Edition: Jonathan Cape, 1970
Review number: 291
Kurt Vonnegut's most famous novel is one of several American novels dealing in a more or less experimental way with the Second World War which came out in the sixties and early seventies. (Joseph Heller's Catch 22 and Thomas Pynchon's Gravity's Rainbow are other notable examples.) The impetus behind this was presumably - consciously or unconsciously - the Korean and Vietnam Wars; the three novels mentioned are all anti-war, all have an anti-heroic element, all detail horrific actions against the innocent carried out by soldiers scarcely less innocent. It may be that it was only the climate brought about by the news coverage of Vietnam - which also contained these elements - that they felt it was possible to express what they thought of war. (The three books also share an autobiographical atmosphere, in among the exaggeration and tragic comedy, though this may be to do with the prose style. I don't know enough about the authors' own lives to say how much might have been based on their own war experiences.) Even so, both Heller and Pynchon used a stream of consciousness influenced style, and Vonnegut placed his stories in a series of clichés from pulp science fiction; none of them are straightforward narratives.
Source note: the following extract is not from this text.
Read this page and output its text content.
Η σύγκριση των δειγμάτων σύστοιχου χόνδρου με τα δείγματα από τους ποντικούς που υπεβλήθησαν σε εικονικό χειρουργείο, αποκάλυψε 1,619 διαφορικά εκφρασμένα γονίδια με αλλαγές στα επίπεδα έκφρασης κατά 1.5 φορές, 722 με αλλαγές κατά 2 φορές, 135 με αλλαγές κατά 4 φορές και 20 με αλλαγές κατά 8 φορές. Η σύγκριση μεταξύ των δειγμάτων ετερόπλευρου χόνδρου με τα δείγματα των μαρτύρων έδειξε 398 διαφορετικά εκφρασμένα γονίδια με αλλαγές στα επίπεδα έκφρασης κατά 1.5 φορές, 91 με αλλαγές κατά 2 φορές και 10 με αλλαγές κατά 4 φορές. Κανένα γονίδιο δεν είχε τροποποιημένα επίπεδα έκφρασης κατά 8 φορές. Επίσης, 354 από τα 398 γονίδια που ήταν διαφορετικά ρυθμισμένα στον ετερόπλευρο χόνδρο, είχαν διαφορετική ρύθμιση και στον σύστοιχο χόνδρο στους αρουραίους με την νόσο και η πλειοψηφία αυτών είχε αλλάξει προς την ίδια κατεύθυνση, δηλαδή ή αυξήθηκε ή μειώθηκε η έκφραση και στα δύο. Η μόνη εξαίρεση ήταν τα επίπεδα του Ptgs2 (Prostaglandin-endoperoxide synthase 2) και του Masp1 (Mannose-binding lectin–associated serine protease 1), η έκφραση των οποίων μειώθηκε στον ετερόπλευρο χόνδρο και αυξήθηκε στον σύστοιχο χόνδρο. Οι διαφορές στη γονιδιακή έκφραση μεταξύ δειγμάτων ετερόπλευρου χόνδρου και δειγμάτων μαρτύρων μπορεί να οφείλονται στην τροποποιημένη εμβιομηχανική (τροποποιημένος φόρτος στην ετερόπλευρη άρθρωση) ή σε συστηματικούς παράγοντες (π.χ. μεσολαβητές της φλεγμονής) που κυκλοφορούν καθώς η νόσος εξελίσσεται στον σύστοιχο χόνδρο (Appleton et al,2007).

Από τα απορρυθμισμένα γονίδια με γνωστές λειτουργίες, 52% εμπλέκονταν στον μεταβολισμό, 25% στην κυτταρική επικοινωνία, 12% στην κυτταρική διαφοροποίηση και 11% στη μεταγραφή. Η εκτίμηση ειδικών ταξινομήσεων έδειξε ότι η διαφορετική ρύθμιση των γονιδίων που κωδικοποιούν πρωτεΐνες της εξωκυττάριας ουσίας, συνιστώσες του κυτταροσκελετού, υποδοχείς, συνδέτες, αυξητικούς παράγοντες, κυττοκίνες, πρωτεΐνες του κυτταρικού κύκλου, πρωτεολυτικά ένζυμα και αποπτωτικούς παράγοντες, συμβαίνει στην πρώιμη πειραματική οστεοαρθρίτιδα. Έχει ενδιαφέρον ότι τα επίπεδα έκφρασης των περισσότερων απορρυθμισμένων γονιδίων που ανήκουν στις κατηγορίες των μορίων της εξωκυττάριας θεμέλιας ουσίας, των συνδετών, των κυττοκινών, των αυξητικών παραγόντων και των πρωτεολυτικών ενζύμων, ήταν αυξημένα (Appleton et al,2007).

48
After an introductory section, apparently about how the novel came to be written, the reader is plunged a deeper level into the narrative. The lengthy subtitle of the novel takes images from both of these levels (the Children's Crusade, aliens from Trafalmadore) to make the book seem almost inexplicable - the opposite of the normal function of a subtitle. The main narrative is the story of Billy Pilgrim, an optometrist from New England. But it does not tell us his life story, or even concentrate on the war or the bombing of Dresden.
The non-linear temporal structure is simplified through the use of a science fiction cliché: Pilgrim has come loose from normal time. One minute he is experiencing becoming a prisoner of war in Germany in 1945, then he is at his daughter's wedding in the mid-sixties. The identification between Vietnam and the unheroic side of World War II is increased by Pilgrim's son's involvement in the later war.
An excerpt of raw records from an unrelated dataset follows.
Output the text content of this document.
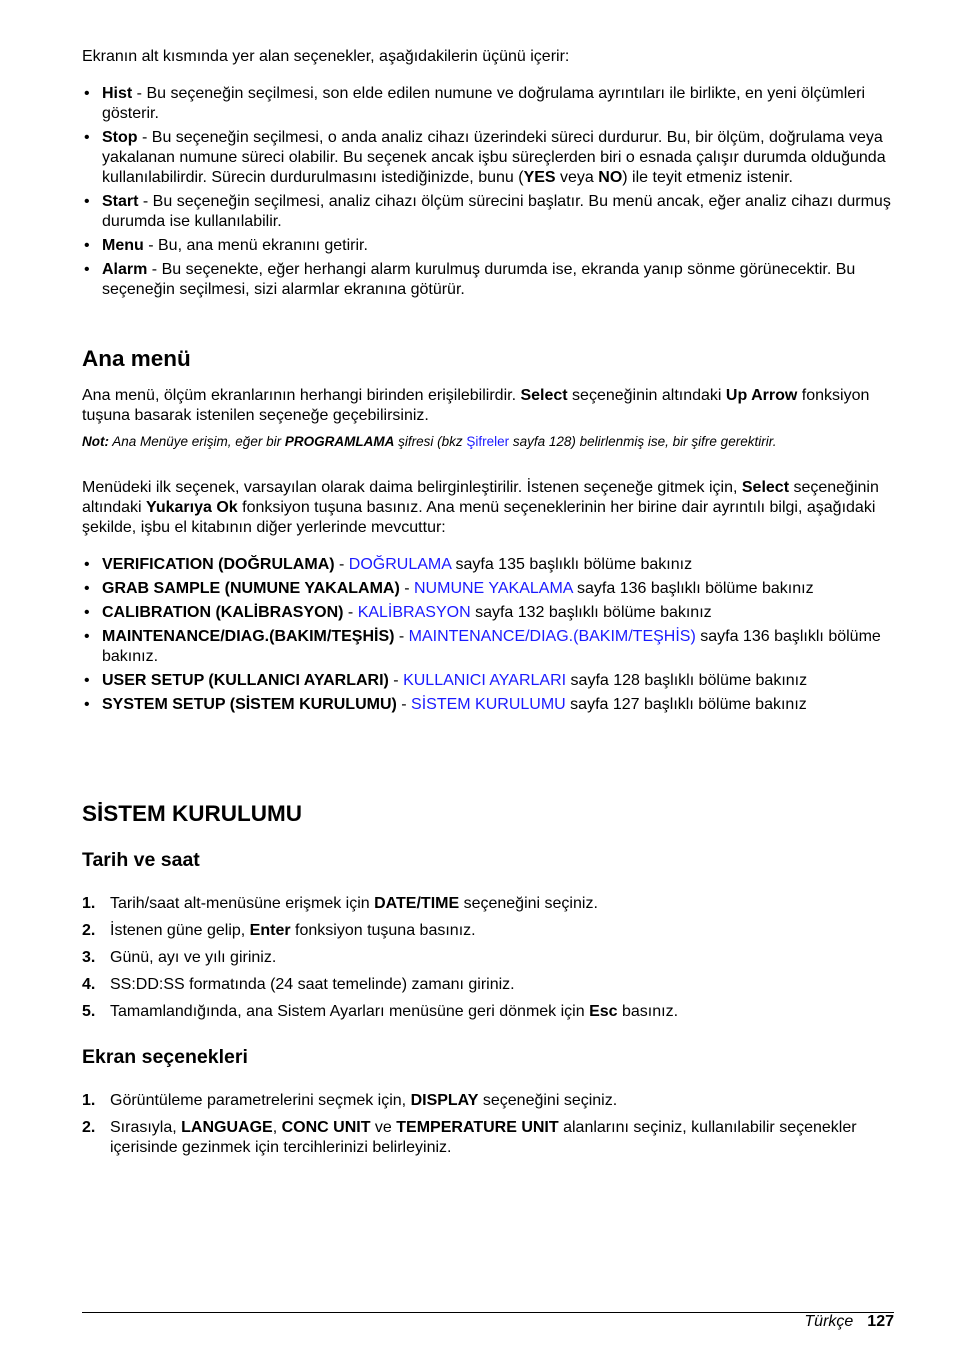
Ekranın alt kısmında yer alan seçenekler, aşağıdakilerin üçünü içerir:

• Hist - Bu seçeneğin seçilmesi, son elde edilen numune ve doğrulama ayrıntıları ile birlikte, en yeni ölçümleri gösterir.
• Stop - Bu seçeneğin seçilmesi, o anda analiz cihazı üzerindeki süreci durdurur. Bu, bir ölçüm, doğrulama veya yakalanan numune süreci olabilir. Bu seçenek ancak işbu süreçlerden biri o esnada çalışır durumda olduğunda kullanılabilirdir. Sürecin durdurulmasını istediğinizde, bunu (YES veya NO) ile teyit etmeniz istenir.
• Start - Bu seçeneğin seçilmesi, analiz cihazı ölçüm sürecini başlatır. Bu menü ancak, eğer analiz cihazı durmuş durumda ise kullanılabilir.
• Menu - Bu, ana menü ekranını getirir.
• Alarm - Bu seçenekte, eğer herhangi alarm kurulmuş durumda ise, ekranda yanıp sönme görünecektir. Bu seçeneğin seçilmesi, sizi alarmlar ekranına götürür.
Ana menü

Ana menü, ölçüm ekranlarının herhangi birinden erişilebilirdir. Select seçeneğinin altındaki Up Arrow fonksiyon tuşuna basarak istenilen seçeneğe geçebilirsiniz.

Not: Ana Menüye erişim, eğer bir PROGRAMLAMA şifresi (bkz Şifreler sayfa 128) belirlenmiş ise, bir şifre gerektirir.

Menüdeki ilk seçenek, varsayılan olarak daima belirginleştirilir. İstenen seçeneğe gitmek için, Select seçeneğinin altındaki Yukarıya Ok fonksiyon tuşuna basınız. Ana menü seçeneklerinin her birine dair ayrıntılı bilgi, aşağıdaki şekilde, işbu el kitabının diğer yerlerinde mevcuttur:

• VERIFICATION (DOĞRULAMA) - DOĞRULAMA sayfa 135 başlıklı bölüme bakınız
• GRAB SAMPLE (NUMUNE YAKALAMA) - NUMUNE YAKALAMA sayfa 136 başlıklı bölüme bakınız
• CALIBRATION (KALİBRASYON) - KALİBRASYON sayfa 132 başlıklı bölüme bakınız
• MAINTENANCE/DIAG.(BAKIM/TEŞHİS) - MAINTENANCE/DIAG.(BAKIM/TEŞHİS) sayfa 136 başlıklı bölüme bakınız.
• USER SETUP (KULLANICI AYARLARI) - KULLANICI AYARLARI sayfa 128 başlıklı bölüme bakınız
• SYSTEM SETUP (SİSTEM KURULUMU) - SİSTEM KURULUMU sayfa 127 başlıklı bölüme bakınız
SİSTEM KURULUMU
Tarih ve saat
1. Tarih/saat alt-menüsüne erişmek için DATE/TIME seçeneğini seçiniz.
2. İstenen güne gelip, Enter fonksiyon tuşuna basınız.
3. Günü, ayı ve yılı giriniz.
4. SS:DD:SS formatında (24 saat temelinde) zamanı giriniz.
5. Tamamlandığında, ana Sistem Ayarları menüsüne geri dönmek için Esc basınız.
Ekran seçenekleri
1. Görüntüleme parametrelerini seçmek için, DISPLAY seçeneğini seçiniz.
2. Sırasıyla, LANGUAGE, CONC UNIT ve TEMPERATURE UNIT alanlarını seçiniz, kullanılabilir seçenekler içerisinde gezinmek için tercihlerinizi belirleyiniz.
Türkçe 127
A second science fiction cliché, the abduction of Pilgrim by the Tralfamadorans, is used to allow Vonnegut to comment on the absurdity of human culture; combined with the time travel, this is not confined to the period chronologically after the abduction.
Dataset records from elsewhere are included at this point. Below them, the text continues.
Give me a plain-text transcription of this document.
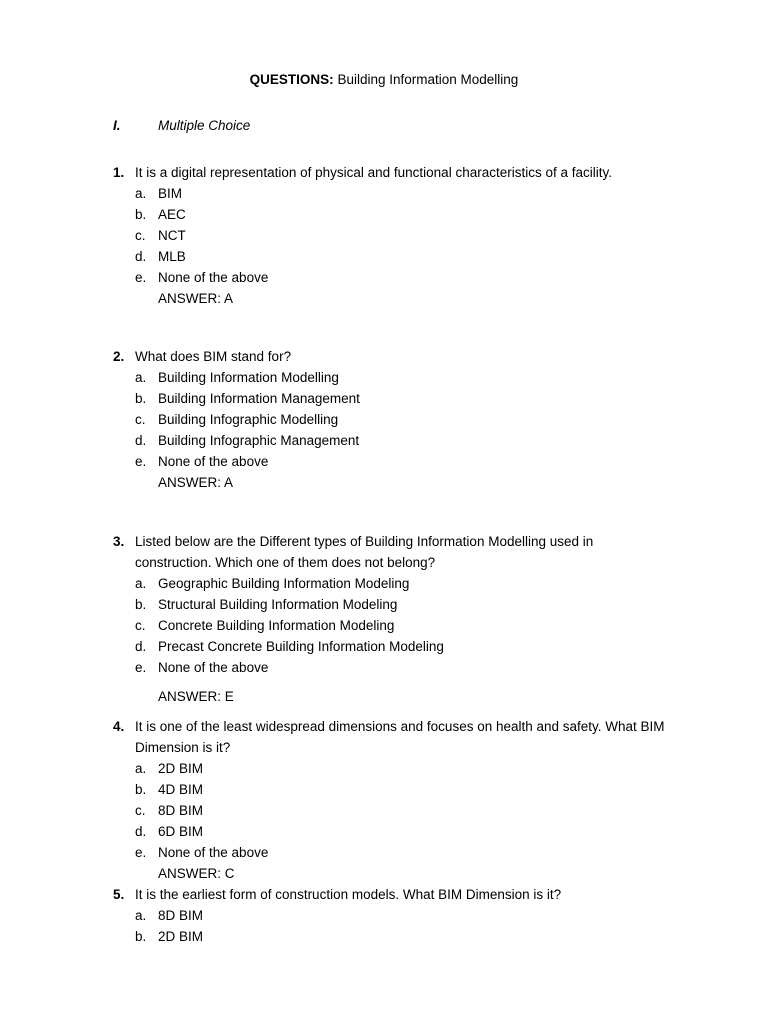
QUESTIONS: Building Information Modelling
I.	Multiple Choice
1. It is a digital representation of physical and functional characteristics of a facility.
a. BIM
b. AEC
c. NCT
d. MLB
e. None of the above
ANSWER: A
2. What does BIM stand for?
a. Building Information Modelling
b. Building Information Management
c. Building Infographic Modelling
d. Building Infographic Management
e. None of the above
ANSWER: A
3. Listed below are the Different types of Building Information Modelling used in construction. Which one of them does not belong?
a. Geographic Building Information Modeling
b. Structural Building Information Modeling
c. Concrete Building Information Modeling
d. Precast Concrete Building Information Modeling
e. None of the above
ANSWER: E
4. It is one of the least widespread dimensions and focuses on health and safety. What BIM Dimension is it?
a. 2D BIM
b. 4D BIM
c. 8D BIM
d. 6D BIM
e. None of the above
ANSWER: C
5. It is the earliest form of construction models. What BIM Dimension is it?
a. 8D BIM
b. 2D BIM
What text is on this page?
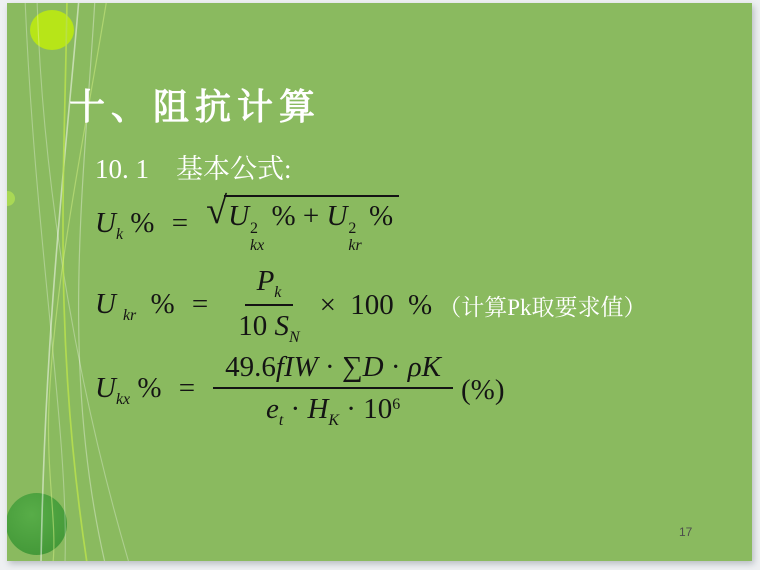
十、阻抗计算
10. 1　基本公式:
$U_k$ % = √ U 2
kx
% + U 2
kr
%
U $_{kr}$ % = $\frac{P_k}{10 S_N} \times 100$ % （计算Pk取要求值）
$U_{kx}$ % = $\frac{\text{49.6fIW · ∑D · ρK}}{e_t \cdot H_K \cdot 10^6}$ (%)
17
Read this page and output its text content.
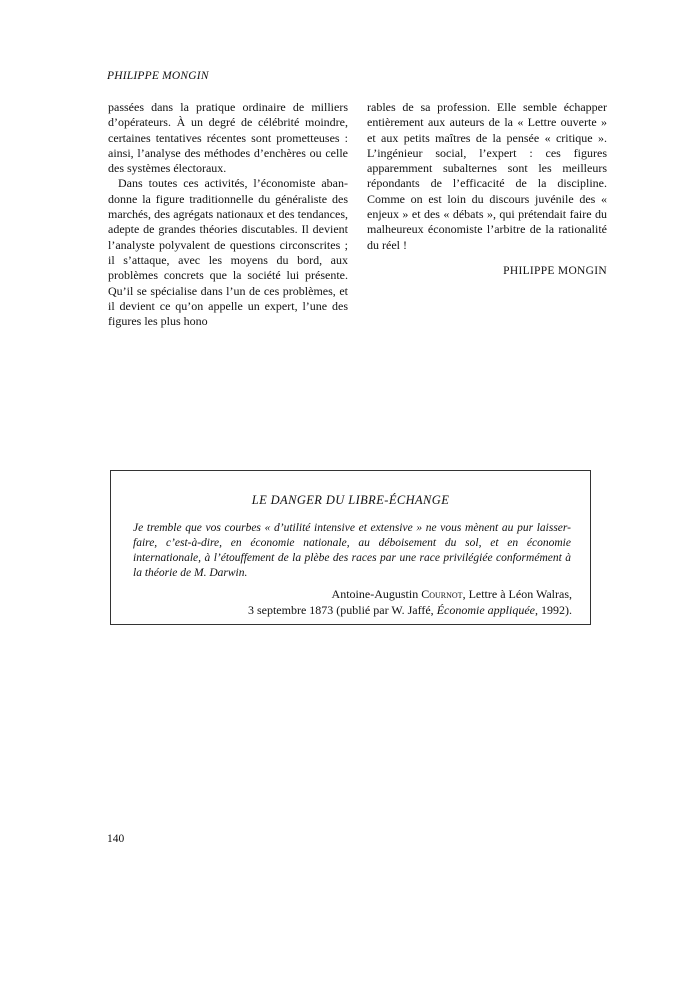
PHILIPPE MONGIN

passées dans la pratique ordinaire de milliers d’opérateurs. À un degré de célébrité moindre, certaines tentatives récentes sont prometteuses : ainsi, l’analyse des méthodes d’enchères ou celle des systèmes électoraux.

Dans toutes ces activités, l’économiste abandonne la figure traditionnelle du généraliste des marchés, des agrégats nationaux et des tendances, adepte de grandes théories discutables. Il devient l’analyste polyvalent de questions circonscrites ; il s’attaque, avec les moyens du bord, aux problèmes concrets que la société lui présente. Qu’il se spécialise dans l’un de ces problèmes, et il devient ce qu’on appelle un expert, l’une des figures les plus hono

rables de sa profession. Elle semble échapper entièrement aux auteurs de la « Lettre ouverte » et aux petits maîtres de la pensée « critique ». L’ingénieur social, l’expert : ces figures apparemment subalternes sont les meilleurs répondants de l’efficacité de la discipline. Comme on est loin du discours juvénile des « enjeux » et des « débats », qui prétendait faire du malheureux économiste l’arbitre de la rationalité du réel !

PHILIPPE MONGIN
LE DANGER DU LIBRE-ÉCHANGE

Je tremble que vos courbes « d’utilité intensive et extensive » ne vous mènent au pur laisser-faire, c’est-à-dire, en économie nationale, au déboisement du sol, et en économie internationale, à l’étouffement de la plèbe des races par une race privilégiée conformément à la théorie de M. Darwin.

Antoine-Augustin Cournot, Lettre à Léon Walras,
3 septembre 1873 (publié par W. Jaffé, Économie appliquée, 1992).
140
The centre of Slaughterhouse 5, though, is the horrific effects of the bombing of Dresden by the Allies. Pilgrim was a POW confined in a former slaughterhouse in the city, hence the novel's title. Because the POWs happened to be underground at the time of the raid, they were among the few survivors. The biggest raid of the war, the bombing of Dresden and the firestorm that followed caused destruction and loss of life on a scale at least comparable to Hiroshima and Nagasaki. Since it was entirely conventional bombs which were dropped, the survivors were spared the horrors of radiation poisoning, but it still amounts to one of the most serious military crimes of history: Dresden was not a target of any importance in the German war effort. Vonnegut's novel has come out of his reaction to this event, and it is a memorial which conveys at least some sense of the horror of what happened. That is why it is an important novel.